Sixty thousand city employees and retirees have until Feb. 3 to return ballots, which will be counted Feb. 6.
One video ad in support of Mr. Casciato, a retired police captain, takes direct aim at Mr. Meiberger. “Herb Meiberger, the obstructionist, in just one month cost you $37 million,” says a narrator. The ad maintains that the retirement system missed $37 million in investment gains because Mr. Meiberger voted in May 2016 against investing $400 million of system assets with two China-based asset managers.
The 3-3 vote hamstrung action on the proposal until October, when it was unanimously approved. At the October meeting, Chief Investment Officer William Coaker Jr. said the five-month delay had cost the system $37 million in lost investment earnings, a figure Mr. Meiberger disputes.
Mr. Meiberger said he changed his mind and voted for the proposal in October because he conducted his own due diligence and determined it was a good investment.

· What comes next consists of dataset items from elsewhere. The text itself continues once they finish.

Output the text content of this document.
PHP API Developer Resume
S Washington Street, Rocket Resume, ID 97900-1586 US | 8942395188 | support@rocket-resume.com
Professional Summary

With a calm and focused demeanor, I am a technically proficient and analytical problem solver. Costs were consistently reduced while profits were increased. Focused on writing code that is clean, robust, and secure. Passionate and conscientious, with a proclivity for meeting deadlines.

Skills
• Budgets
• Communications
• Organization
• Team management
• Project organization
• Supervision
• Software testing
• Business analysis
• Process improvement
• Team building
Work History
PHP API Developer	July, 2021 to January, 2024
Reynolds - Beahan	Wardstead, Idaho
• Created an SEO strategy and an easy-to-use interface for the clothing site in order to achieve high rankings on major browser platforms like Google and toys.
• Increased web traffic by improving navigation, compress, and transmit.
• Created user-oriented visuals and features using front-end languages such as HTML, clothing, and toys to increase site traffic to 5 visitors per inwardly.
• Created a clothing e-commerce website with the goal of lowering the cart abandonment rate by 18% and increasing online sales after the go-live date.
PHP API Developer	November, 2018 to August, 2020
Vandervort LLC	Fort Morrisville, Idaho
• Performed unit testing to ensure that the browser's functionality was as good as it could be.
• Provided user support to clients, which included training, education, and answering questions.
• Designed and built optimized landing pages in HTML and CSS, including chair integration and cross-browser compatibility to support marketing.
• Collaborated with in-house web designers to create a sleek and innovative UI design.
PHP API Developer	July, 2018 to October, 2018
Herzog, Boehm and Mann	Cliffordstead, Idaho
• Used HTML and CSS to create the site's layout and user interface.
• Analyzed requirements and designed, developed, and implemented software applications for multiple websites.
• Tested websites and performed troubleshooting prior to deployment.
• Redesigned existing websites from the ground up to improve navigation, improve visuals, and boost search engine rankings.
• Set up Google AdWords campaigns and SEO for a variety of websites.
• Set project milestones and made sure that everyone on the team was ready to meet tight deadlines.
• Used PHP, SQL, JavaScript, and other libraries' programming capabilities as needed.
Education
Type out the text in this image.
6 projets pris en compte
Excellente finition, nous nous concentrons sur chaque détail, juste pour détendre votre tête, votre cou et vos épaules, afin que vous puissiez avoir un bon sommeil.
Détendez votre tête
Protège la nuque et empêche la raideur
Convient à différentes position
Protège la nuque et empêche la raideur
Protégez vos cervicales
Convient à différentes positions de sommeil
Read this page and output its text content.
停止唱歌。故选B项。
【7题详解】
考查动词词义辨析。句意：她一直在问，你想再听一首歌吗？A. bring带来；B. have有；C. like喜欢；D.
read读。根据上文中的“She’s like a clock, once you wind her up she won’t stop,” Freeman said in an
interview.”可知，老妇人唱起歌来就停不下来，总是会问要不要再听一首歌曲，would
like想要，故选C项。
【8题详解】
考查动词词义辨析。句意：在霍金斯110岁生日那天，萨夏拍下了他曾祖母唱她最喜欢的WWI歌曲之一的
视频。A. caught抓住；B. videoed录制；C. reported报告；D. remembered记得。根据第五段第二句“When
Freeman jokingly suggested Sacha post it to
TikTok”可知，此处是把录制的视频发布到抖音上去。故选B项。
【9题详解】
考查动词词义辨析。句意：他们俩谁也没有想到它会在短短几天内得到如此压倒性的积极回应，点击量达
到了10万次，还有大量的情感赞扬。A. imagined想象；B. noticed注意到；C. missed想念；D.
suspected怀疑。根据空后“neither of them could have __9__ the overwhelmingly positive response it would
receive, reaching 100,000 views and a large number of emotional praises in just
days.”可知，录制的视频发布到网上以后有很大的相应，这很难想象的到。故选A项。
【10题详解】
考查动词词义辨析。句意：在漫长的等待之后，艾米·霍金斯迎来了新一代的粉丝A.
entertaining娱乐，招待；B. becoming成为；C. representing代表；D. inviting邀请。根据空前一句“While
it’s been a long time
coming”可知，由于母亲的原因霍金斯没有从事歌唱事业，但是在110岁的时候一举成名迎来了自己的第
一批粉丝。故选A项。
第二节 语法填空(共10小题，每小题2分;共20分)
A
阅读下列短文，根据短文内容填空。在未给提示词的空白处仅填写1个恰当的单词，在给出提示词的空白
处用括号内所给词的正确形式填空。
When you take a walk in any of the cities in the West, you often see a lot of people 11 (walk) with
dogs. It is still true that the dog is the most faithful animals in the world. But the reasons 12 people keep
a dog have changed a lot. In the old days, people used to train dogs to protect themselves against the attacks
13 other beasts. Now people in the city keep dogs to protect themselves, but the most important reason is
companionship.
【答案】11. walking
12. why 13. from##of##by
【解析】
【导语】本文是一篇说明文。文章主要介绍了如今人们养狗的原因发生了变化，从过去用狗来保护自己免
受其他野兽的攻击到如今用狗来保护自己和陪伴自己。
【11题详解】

Mr. Meiberger, who has served on the board for almost 25 years and was a securities analyst for the SFERS investment office until he retired in 2006, had made hedge fund investing a part of his campaign. He doesn't mention Mr. Casciato by name, but in Mr. Meiberger's own video campaign ad, he associates his opponent with hedge funds.
“I have seen San Francisco shift from a community where people help each other into being a playground for the rich,” Mr. Meiberger says. “Billionaire hedge fund managers are making money off your backs.”
The investment debate is taking place as the retirement system reported investment returns of 1.3% for the fiscal year ended June 30. That compares with a median return for public plans above $1 billion in assets of 0.97%, shows the Wilshire Trust Universe Comparison Service.
For the five-year period ended June 30, the San Francisco system earned an annualized return of 7.5% compared with Wilshire's 6.96% median return for public plans larger than $1 billion.